US stocks and oil prices declined Monday, while Chinese shares suffered their worst selloff in more than two years as Beijing sticks to its zero-Covid strategy while faced with increasing cases in major cities.
The S&P 500 retreated 0.6% in a volatile session, paring an earlier decline of nearly 1.7%. The Dow Jones Industrial Average lost 0.4%, or about 130 points, after suffering on Friday its worst session since October 2020.
The tech-focused Nasdaq Composite Index, which has underperformed the other indexes this year, added less than 0.1%. Twitter shares rose about 4%. The social-media company is in advanced discussions to sell itself to Elon Musk and could complete a deal Monday, people familiar with the matter said.
Investors are worried that strict policies China has in place to combat Covid-19 will further disrupt global supply chains. Continued disruptions to manufacturing and the movement of goods since the start of the pandemic have contributed to US inflation reaching a four-decade high. New lockdowns in China and Russia’s war against Ukraine are likely to add to price increases.
“A lot of supply chains are directly impacted by China,” said Brian Price, head of investment management for the Commonwealth Financial Network. “The longer they’re offline, the more that will feed into inflation across the globe.”
The Shanghai Composite and CSI 300 indexes fell 5.1% and 4.9%, respectively. Those were the largest single-day percentage declines for both benchmarks since February 2020, in the early days of the pandemic.
The offshore yuan fell about 1% to trade at about 6.59 per dollar. That was the lowest since November 2020, according to FactSet. The decline built on a selloff last week that ended months of relative stability.
“The problem with inflation is it can get embedded and we see inflation getting quite sticky,” said Sebastian Mackay, a multiasset fund manager at Invesco. “What we’re seeing is a combination of the war in Ukraine and the lockdown in China causing supply issues.”
Limitation of movement in China could also sap demand for oil. Brent crude, the international benchmark for oil, fell 4.8% to $ 101.03 a barrel. Despite the decline, oil prices still remain near historically high levels due to concerns about disruptions to energy markets from Russia’s invasion of Ukraine.
Energy stocks slid 4.3%, leading the S&P 500’s decliners. Shares of Schlumberger fell 9.5%, Halliburton dropped 8.1% and APA,
Apache’s parent company, slipped 7.7%.
In other corporate news, shares of Coca-Cola were recently down 0.3%. The company said it logged higher sales for the last quarter as demand held up in the face of price increases. Advanced Micro Devices rose 2.4% after a Raymond James analyst lifted his rating on the chip maker’s shares.
Whirlpool will report earnings after the market closes.
Elevated inflation has caused the Federal Reserve to increase efforts to combat it. Last week, Fed Chairman Jerome Powell signaled that the central bank is ready to tighten monetary policy more quickly and indicated that it was likely to raise interest rates by a half-percentage point at its meeting in May.
Investors appeared to be weighing whether an even bigger jump remains a possibility, Mr. Price said. “That has spooked some investors,” he said.
Money managers are worried that the Fed’s aggressive interest-rate increases could slow economic growth or even tip the economy into recession. This could lead to a situation where the Fed has to raise interest rates in the short term but cut them in the long term, Mr. Mackay said.
The Cboe Volatility Index — Wall Street’s so-called fear gauge, also known as the VIX — rose to 30.40, near its highest level since mid-March.
The yield on the benchmark 10-year Treasury note ticked down to 2.789% Monday from 2.905% Friday as investors sought safer assets to hold. Yields and prices move inversely. The Wall Street Journal Dollar Index, which measures the dollar against a basket of currencies, added 0.6%.

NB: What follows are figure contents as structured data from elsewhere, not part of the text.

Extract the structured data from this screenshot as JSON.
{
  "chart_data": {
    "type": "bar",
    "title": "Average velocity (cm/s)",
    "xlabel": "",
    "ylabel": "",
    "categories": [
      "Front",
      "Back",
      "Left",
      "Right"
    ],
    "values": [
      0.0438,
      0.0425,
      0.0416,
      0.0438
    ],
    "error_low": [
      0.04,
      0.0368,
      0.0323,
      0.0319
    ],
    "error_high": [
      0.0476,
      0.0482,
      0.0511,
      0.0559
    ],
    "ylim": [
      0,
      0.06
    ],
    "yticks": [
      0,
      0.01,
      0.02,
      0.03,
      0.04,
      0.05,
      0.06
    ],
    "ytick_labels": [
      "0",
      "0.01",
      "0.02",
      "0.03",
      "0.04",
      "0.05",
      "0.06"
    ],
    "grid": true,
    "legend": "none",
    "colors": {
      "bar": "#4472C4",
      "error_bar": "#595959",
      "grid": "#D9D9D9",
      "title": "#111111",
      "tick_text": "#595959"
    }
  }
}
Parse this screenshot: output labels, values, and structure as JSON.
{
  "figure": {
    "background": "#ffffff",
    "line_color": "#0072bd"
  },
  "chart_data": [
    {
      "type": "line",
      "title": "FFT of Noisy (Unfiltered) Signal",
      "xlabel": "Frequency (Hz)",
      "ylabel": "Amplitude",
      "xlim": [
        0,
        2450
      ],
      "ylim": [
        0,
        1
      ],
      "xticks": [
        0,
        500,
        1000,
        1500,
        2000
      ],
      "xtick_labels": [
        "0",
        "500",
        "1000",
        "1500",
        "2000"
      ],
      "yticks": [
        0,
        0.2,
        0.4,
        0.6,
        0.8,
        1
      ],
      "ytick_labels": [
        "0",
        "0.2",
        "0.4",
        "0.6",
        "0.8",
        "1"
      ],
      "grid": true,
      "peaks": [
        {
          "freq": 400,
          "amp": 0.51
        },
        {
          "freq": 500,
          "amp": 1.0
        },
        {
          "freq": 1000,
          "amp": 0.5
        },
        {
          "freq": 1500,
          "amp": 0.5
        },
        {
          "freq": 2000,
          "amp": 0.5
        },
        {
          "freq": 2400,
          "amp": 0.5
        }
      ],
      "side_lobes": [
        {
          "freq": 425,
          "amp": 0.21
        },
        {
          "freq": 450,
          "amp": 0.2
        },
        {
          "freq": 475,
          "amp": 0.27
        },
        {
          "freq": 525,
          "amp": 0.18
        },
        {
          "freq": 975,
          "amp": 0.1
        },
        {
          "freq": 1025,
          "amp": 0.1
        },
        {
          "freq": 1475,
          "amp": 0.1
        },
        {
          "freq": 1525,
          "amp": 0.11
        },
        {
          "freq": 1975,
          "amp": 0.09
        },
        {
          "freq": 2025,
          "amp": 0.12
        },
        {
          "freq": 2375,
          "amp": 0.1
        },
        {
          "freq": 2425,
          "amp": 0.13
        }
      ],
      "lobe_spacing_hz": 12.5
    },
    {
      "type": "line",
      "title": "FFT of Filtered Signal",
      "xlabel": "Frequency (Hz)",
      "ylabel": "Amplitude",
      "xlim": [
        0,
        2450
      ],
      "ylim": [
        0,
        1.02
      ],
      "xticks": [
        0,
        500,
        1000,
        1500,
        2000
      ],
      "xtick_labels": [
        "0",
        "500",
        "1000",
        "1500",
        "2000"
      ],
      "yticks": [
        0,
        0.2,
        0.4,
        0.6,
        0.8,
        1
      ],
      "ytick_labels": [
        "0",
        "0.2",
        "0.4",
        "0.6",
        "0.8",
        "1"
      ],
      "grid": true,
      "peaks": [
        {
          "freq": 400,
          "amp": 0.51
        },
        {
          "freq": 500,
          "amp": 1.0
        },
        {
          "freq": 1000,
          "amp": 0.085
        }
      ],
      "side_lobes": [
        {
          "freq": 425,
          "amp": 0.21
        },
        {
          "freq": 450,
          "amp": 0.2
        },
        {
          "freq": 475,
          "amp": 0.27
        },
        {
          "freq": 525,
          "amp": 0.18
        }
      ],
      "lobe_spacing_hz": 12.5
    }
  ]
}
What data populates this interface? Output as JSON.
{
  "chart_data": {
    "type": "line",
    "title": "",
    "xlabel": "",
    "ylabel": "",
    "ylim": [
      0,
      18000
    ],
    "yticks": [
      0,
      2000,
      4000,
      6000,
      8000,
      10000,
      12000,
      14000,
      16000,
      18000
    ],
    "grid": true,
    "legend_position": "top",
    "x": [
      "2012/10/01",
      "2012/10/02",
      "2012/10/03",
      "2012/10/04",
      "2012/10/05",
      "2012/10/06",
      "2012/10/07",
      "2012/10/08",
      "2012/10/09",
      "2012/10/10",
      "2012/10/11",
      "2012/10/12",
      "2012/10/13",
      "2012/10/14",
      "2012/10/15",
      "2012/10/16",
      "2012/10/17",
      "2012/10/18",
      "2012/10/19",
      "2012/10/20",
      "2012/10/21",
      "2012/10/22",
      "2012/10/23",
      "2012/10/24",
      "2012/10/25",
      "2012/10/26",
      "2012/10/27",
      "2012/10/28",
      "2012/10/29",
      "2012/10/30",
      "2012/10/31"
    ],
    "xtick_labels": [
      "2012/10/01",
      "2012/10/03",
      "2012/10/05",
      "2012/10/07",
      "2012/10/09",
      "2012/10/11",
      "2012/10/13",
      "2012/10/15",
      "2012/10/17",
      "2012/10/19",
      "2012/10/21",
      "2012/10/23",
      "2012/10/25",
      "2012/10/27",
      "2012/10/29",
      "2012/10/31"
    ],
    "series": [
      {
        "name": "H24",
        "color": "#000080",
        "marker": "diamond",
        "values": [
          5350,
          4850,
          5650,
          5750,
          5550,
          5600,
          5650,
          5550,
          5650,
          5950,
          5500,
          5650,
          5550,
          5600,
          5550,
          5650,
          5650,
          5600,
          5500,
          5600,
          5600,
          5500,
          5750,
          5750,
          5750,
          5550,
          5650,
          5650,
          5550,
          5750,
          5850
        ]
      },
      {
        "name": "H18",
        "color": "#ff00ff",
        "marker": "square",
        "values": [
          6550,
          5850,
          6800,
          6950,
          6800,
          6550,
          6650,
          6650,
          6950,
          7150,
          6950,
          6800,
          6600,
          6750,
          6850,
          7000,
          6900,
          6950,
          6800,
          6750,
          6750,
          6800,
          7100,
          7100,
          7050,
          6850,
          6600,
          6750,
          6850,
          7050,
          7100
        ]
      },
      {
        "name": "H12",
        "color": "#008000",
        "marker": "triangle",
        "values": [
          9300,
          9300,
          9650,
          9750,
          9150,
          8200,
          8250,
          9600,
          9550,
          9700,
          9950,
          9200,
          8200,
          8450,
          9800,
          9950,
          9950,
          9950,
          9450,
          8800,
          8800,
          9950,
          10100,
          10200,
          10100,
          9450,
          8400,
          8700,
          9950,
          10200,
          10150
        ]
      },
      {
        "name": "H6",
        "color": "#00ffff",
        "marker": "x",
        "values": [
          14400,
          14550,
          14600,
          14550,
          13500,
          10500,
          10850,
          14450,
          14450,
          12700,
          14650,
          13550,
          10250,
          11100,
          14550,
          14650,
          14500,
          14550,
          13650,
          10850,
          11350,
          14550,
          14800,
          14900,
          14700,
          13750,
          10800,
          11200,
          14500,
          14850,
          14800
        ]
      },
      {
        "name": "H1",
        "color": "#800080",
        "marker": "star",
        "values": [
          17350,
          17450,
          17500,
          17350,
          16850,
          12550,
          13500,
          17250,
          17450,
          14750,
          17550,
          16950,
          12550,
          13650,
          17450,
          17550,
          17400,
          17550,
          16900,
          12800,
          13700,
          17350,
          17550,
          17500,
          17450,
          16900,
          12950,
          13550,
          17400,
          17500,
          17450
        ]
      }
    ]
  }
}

Gold futures fell 1.7% to $ 1,901.00 a troy ounce. While gold is historically seen as an inflation hedge, it pays no yield, making it less attractive than government bonds in a time of rising interest rates. The cost of buying gold, which is denominated in dollars, is also more expensive for foreign investors when the dollar strengthens.
Bitcoin, the world’s largest cryptocurrency by market value, fell 1.8% from its dollar value at 5 pm ET Sunday to trade at $ 38,815.22 Monday. Cryptocurrencies can move in line with broader market sentiment, with investors buying risk, more volatile assets when sentiment is strong and selling when it is weaker.
Overseas, the pan-continental Stoxx Europe 600 dropped 1.8%. South Korea’s Kospi declined 1.8%, and Japan’s Nikkei 225 contracted 1.9%.